Alfaro no dio pistas sobre el once inicial, pero cuesta creer que vuelva a apostar por el mismo once por tercer partido seguido. Frente alSabadell las sensaciones fueron inmejorables, pero frente al Algeciras no pudieron ser peores. Todo eso provoca que la alineación frente al Torremolinos apunte a sufrir sobresaltos. El conjunto grana necesita reaccionar y eso quizás pasa por apostar por rostros diferentes desde el inicio.
Un rival en racha
El Nàstic es consciente de que le quedan nueve jornadas por delante y de que, para evitar el descenso, todavía depende de sí mismo. De esas nueve finales por la salvación, cuatro son en casa, y la primera pone enfrente a un Juventud Torremolinos absolutamente renacido. Los malagueños suman seis jornadas sin perder y han pasado de ocupar puestos de descenso a tener un margen de cinco puntos sobre ellos.

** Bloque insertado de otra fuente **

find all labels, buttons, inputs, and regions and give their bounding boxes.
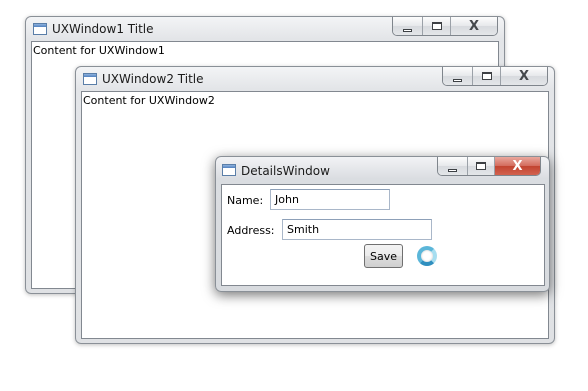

El conjunto de Pablo Alfaro quiere arroparse en su fortín y repetir la actuación cosechada frente al Sabadell en el estreno del técnico aragonés en el banquillo grana. Ese es el camino. Una victoria colocaría al Torremolinos a solo dos puntos y lo arrastraría de nuevo a la pelea por escapar del infierno. El objetivo está claro, pero traducirlo a la realidad no será nada sencillo.
El Nou Estadi vive hoy un partido dramático en el que todo lo que no sea ganar supondrá un duro golpe para el Nàstic. El infierno acecha y, para salir de él, no se puede escapar ni un solo punto más del feudo grana.